"It's a bizarre-looking fish with a pointed snout," said Lonny Lundsten, a senior research technician at Monterey Bay Aquarium Research Institute (MBARI) in California. "It has a long, pointed, tapering tail, relatively large eyes, [and] it's almost entirely grayish-blue."
The rare, deep-sea fish — called a "ghost shark" for its appearance, but also known as the pointy-nosed blue ratfish — made its video debut after researchers recorded the animal via remotely operated underwater vehicles (ROVs) off the coasts of Hawaii and California.

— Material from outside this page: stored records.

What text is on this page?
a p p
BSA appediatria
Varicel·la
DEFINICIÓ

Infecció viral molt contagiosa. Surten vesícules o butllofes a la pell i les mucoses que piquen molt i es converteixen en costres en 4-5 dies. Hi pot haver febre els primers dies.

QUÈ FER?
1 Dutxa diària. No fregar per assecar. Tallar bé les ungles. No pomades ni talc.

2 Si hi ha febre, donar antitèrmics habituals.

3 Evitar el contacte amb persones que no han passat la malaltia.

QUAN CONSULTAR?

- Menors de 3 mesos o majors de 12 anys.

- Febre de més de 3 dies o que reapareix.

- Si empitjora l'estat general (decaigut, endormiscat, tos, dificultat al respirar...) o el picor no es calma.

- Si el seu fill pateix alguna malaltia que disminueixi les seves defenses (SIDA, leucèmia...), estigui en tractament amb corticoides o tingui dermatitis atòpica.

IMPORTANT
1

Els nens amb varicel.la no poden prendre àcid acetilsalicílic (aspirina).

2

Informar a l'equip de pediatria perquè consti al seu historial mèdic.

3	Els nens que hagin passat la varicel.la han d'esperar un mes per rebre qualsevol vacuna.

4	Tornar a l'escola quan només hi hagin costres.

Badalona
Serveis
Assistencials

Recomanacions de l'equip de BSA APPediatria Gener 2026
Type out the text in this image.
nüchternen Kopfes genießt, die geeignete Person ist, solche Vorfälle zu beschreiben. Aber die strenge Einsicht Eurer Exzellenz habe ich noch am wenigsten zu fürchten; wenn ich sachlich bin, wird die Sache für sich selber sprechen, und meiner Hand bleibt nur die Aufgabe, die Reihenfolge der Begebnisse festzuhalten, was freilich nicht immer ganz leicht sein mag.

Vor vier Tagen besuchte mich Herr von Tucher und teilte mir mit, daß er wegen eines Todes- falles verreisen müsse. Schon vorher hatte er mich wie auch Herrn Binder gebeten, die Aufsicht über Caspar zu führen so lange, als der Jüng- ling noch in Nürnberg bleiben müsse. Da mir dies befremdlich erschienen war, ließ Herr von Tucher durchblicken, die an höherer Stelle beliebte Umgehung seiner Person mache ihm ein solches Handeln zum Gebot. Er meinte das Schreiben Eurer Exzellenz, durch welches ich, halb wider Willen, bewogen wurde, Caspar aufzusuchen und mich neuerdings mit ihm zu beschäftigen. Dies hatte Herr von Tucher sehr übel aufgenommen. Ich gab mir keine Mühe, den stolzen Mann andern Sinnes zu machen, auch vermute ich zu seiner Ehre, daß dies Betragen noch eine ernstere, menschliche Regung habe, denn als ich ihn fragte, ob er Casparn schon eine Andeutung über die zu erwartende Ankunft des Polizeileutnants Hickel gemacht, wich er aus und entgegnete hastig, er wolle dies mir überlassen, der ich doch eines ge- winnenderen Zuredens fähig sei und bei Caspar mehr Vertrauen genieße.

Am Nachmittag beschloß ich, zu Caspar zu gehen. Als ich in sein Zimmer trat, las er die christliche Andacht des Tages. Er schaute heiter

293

The videos, six in all, provide the first evidence that this species of ratfish lives in the Northern Hemisphere, Lundsten told Live Science.
The videos were taken between 2000 and 2007, but it was only in October that researchers published the findings in the journal Marine Biodiversity Records, said Lundsten, who co-authored the study with two of his colleagues.
Despite naming the newfound species, researcher Dominique Didier, a professor of biology at Millersville University in Pennsylvania, had never seen a live specimen. Instead, she and her colleague studied 23 dead H. trolli specimens caught as bycatch by trawlers (deep-sea fishing boats that catch marine animals with large nets) in the southwestern Pacific Ocean. These fish were all found in the Southern Hemisphere off the coasts of Australia, New Zealand, New Caledonia, and the Lord Howe Rise (a deep-sea plateau) and Norfolk Ridge formations, Lundsten said.
But Didier did get a chance to see the MBARI videos and confirmed that the fish in the footage with wing-like fins were likely H. trolli, Lundsten said.
Lundsten added that H. trolli's Frankenstein-like stitches are actually sensory organs that cover the fish's entire body, especially its face. These organs can sense minute movements and vibrations in the surrounding water, which helps the fish hunt prey, said Dave Ebert, who co-authored the study with Lundsten and Amber Reichert, a graduate student of marine science at California State University (Cal State). Ebert is also the program director of the Pacific Shark Research Center at Cal State's Moss Landing Marine Laboratories.
In addition, male ratfish "have a strange sexual-related organ that's on the top of their head," Lundsten said. "It's a club-shaped thing that has spines on it, and it's used for grasping and better positioning the female during copulation."